MicroRNA-185 and 342 inhibit tumorigenicity and induce apoptosis through blockade of the SREBP metabolic pathway in prostate cancer cells.

MicroRNA (miRNA or miR) inhibition of oncogenic related pathways has been shown to be a promising therapeutic approach for cancer. Aberrant lipid and cholesterol metabolism is involved in prostate cancer development and progression to end-stage disease. We recently demonstrated that a key transcription factor for lipogenesis, sterol regulatory element-binding protein-1 (SREBP-1), induced fatty acid and lipid accumulation and androgen receptor (AR) transcriptional activity, and also promoted prostate cancer cell growth and castration resistance.

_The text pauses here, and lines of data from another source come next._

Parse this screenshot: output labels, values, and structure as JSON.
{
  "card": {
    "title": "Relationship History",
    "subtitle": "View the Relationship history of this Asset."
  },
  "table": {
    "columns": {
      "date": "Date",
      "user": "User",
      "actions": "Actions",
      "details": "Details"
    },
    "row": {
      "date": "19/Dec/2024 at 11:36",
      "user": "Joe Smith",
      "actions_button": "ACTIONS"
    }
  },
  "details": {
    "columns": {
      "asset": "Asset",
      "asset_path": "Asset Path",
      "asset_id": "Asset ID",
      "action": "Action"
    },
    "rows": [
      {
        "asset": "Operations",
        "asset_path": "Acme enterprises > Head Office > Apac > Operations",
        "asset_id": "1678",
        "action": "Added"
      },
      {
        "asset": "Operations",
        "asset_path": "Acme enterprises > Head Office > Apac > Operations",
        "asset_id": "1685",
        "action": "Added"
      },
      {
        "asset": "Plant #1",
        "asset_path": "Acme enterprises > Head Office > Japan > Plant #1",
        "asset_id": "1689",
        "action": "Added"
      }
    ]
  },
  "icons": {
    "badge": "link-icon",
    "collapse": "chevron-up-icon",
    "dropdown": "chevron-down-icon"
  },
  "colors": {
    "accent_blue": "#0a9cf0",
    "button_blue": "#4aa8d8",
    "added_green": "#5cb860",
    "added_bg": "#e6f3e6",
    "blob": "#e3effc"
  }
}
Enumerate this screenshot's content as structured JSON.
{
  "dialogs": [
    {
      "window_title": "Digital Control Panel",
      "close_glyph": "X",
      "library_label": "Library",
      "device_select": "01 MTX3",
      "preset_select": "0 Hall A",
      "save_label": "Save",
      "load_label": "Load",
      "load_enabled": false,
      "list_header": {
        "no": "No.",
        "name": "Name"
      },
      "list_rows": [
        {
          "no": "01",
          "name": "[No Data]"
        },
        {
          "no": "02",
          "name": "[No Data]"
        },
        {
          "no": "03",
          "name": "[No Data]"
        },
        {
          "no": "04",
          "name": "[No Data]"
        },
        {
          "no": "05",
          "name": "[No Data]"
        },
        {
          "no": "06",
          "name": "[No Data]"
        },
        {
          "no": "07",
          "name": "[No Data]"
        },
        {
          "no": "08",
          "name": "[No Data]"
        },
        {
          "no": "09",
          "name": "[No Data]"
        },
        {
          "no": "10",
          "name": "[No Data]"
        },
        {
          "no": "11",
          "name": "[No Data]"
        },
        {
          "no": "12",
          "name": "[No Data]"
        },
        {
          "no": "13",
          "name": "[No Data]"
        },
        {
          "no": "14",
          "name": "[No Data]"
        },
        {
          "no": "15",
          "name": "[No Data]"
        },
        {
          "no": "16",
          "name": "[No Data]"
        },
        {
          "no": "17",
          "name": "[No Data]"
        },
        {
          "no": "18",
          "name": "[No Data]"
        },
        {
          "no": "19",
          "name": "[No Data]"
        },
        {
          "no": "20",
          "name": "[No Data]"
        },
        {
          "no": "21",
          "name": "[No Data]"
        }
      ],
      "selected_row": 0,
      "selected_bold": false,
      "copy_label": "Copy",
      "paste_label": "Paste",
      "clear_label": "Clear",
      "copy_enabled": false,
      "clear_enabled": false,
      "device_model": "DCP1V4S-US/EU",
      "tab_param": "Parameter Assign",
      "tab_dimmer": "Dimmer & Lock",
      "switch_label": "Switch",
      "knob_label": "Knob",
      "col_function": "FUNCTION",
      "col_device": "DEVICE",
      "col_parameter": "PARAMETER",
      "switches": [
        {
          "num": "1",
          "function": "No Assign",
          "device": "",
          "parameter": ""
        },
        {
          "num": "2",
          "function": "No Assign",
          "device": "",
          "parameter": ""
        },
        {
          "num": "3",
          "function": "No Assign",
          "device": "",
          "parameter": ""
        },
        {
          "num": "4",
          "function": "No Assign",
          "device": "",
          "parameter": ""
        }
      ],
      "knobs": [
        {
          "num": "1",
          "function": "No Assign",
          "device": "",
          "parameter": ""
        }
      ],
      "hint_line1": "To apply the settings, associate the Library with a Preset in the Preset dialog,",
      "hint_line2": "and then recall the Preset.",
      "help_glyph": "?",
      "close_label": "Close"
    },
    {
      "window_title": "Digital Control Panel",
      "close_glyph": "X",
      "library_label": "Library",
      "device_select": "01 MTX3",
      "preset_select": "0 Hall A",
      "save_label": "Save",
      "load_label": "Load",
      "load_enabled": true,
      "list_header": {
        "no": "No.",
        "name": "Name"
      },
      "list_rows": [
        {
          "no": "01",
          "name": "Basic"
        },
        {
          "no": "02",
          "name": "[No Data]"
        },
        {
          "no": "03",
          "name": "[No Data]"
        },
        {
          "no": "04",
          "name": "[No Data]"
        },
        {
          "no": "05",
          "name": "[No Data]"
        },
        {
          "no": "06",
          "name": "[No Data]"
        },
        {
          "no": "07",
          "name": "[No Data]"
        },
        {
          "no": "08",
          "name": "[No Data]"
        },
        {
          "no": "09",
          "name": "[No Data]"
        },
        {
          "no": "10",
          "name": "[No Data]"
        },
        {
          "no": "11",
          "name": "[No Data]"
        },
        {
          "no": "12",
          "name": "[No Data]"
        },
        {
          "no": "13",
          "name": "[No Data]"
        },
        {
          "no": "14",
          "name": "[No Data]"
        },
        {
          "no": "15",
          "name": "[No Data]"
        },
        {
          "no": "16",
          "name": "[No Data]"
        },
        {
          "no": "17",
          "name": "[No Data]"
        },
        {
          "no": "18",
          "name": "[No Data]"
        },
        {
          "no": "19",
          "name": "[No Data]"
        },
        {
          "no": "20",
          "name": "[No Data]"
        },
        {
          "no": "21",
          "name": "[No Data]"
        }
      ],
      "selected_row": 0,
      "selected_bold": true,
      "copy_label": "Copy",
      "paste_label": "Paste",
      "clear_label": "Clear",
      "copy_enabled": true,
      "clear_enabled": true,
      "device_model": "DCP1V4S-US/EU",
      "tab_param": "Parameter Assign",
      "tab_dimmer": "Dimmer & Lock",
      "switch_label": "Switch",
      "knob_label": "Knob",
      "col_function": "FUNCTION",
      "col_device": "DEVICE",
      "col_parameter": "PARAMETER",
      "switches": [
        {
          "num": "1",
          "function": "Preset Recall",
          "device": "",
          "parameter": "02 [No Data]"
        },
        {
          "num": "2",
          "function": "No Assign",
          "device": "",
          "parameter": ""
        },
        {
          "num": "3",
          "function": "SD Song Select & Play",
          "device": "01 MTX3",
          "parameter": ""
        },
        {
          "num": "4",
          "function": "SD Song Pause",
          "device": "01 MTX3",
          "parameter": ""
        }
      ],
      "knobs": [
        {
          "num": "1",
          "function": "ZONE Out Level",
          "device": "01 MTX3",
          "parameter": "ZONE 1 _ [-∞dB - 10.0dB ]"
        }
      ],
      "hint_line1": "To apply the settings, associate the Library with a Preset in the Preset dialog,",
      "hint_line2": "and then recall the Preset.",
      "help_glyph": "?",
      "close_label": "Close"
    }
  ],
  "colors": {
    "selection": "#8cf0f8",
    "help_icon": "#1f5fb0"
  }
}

SREBP-1 was overexpressed in human prostate cancer and castration-resistant patient specimens. These experimental and clinical results indicate that SREBP-1 is a potential oncogenic transcription factor in prostate cancer. In this study, we identified two miRNAs, miR-185 and 342, that control lipogenesis and cholesterogenesis in prostate cancer cells by inhibiting SREBP-1 and 2 expression and down-regulating their targeted genes, including fatty acid synthase (FASN) and 3-hydroxy-3-methylglutaryl CoA reductase (HMGCR). Both miR-185 and 342 inhibited tumorigenicity, cell growth, migration and invasion in prostate cancer cell culture and xenograft models coincident with their blockade of lipogenesis and cholesterogenesis. Intrinsic miR-185 and 342 expression was significantly decreased in prostate cancer cells compared to non-cancerous epithelial cells. Restoration of miR-185 and 342 led to caspase-dependent apoptotic death in prostate cancer cells. The newly identified miRNAs, miR-185 and 342, represent a novel targeting mechanism for prostate cancer therapy.